Findka survey results

Last week I set up an automated survey for Findka users, based on the Superhuman survey. It gets sent to anyone who has used Findka on at least four different days and has been active in the past week.

So far it’s been sent to 83 people, and I’ve received 22 responses. The first question’s breakdown was:

  • Not disappointed: 6 (27%)

  • Somewhat disappointed: 12 (55%)

  • Very disappointed: 2 (9%)

  • No answer: 2 (9%)

If at least 40% of the responses are “Very disappointed,” it’s considered a strong indicator of product-market fit.

There were also six people who said some variation on “thanks for making this/I’ve enjoyed using this,” which made me happy.

Small features

I got a number of suggestions, a few of which I have implemented in the past couple days:

  • You can now view all your favorited and submitted articles.

  • I’ve added metadata (title and description) for all links which were missing it. I set up an admin console so I could do this manually (there are only ~280 articles so far). At some point I’ll improve my scraping methods so Findka can fetch the title and description even if they aren’t included in the appropriate HTML meta tags.

  • I made a bookmarklet for submitting essays, similar to the one Hacker News has.

  • I updated some links to use https:// instead of http:// (where it didn’t break the link). Again, I’ll continue to do this manually for now.

There are a few more features which I haven’t added yet but plan to soonish:

  • Choose email delivery time.

  • Include reading time estimate for links.

Algorithm

I also made some fairly significant algorithm improvements. Here’s a snippet from my daily usage stats email:

         Click  Like  Dislike  Ignore  n
Exploit  38.6%  7.2%  0%       54.2%   83
Explore  20.0%  0%    0%       80.0%   15

I made an algorithm change last night, so this only includes data from one day so far, and it’s not enough to be statistically significant. But hopefully it continues in this direction. Each link Findka sends has a 20% chance of being picked completely at random (“Explore”), and the rest of the time, the link is chosen by the recommendation algorithm (“Exploit”). This has the nice side effect of providing a control for my experiments.

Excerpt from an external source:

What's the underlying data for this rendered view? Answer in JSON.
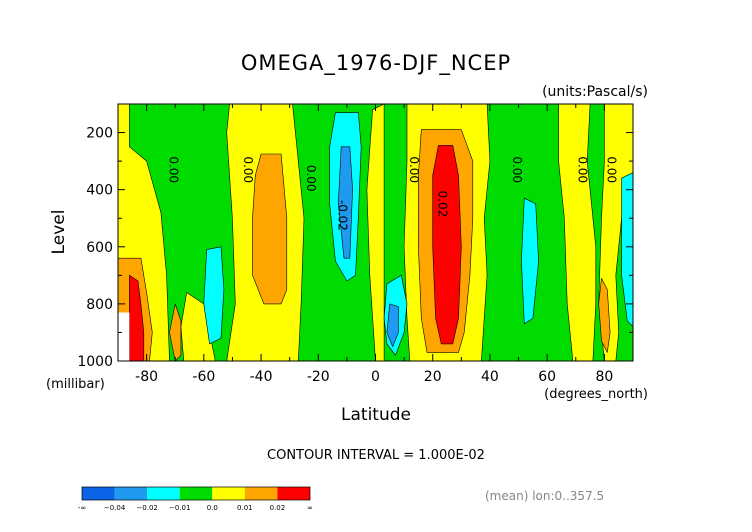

(“Ignore” only includes links if at least one other link in the same email was clicked. So if a user doesn’t open an email, that doesn’t affect the statistics above.)

My next todo item is another significant algorithm change: I’m going to start doing some content-based filtering instead of just collaborative filtering. (Update next day: this is already done. One of the rare times where something actually takes less time than you expect it to…)

Bigger features

Multiple people suggested each of these features. I think they’re good ideas, but I’m not confident that now is the right time to implement them:

  • Get recommendations via the website instead of just email. Perhaps give these one at a time instead of in a batch.

  • A browsable/searchable directory of submitted articles. Perhaps include non-personalized recommendations (i.e. “people who liked this article also liked these other articles”, without necessarily taking into account the current user’s preferences).

The first idea was particularly appealing to me initially. Every content platform has a small percentage of hyper-consuming users. Serving recommendations via the website would encourage those users to rate more articles, which means Findka’s algorithm would accumulate training data faster (!). However, on further reflection, I’m concerned about potential unintended side effects. A regular email encourages forming a habit which is good for retention. It seems plausible that if Findka provided recommendations via the website, some users might use that exclusively and ignore the email, which could reduce retention. (I have no clue if this would actually be a problem or not, but that’s what makes me hesitate: I’d rather be sure the feature is a good idea first, or at least have enough users to run an A/B test). I also like the focus that comes from serving recommendations via email exclusively.

I’ll be thinking about these features as Findka grows.

Target audience

A few people people mentioned that they liked Findka’s minimalism/lack of distraction. For example: “I seem to read a lot about how people want to give up their reliance on social media… Findka gives you a lot of the good stuff with almost none of the bad stuff.” I definitely want to avoid the suck-you-in/engagement-maximizing-at-the-expense-of-users aspect that many apps have. Maybe that would be a good angle to focus more on. (“Discover good content without going insane”).

Speaking of social media

At some point (not soon), I want to try letting users submit links to online communities they’re part of (Slack workspaces, forums, Facebook groups, whatever). The website could then have a “Discover communities” section where you can get recommendations for communities based on your interests (i.e. the articles you like). I think something like this would be a much better/less toxic model for social media: “content discovery” and “people talking to each other” should be kept separate, and the latter should mainly happen in small, focused communities.

The thing that really interests me about this is not aiding discovery of existing communities per se, but how it would facilitate the creation of new communities. You could set up a Discord server with just yourself, and you could post your favorited articles from Findka. Maybe a handful of somewhat likeminded people would join and you could have high quality discussions with random strangers. I’ve always preferred a small number of close connections rather than a large number of shallow connections.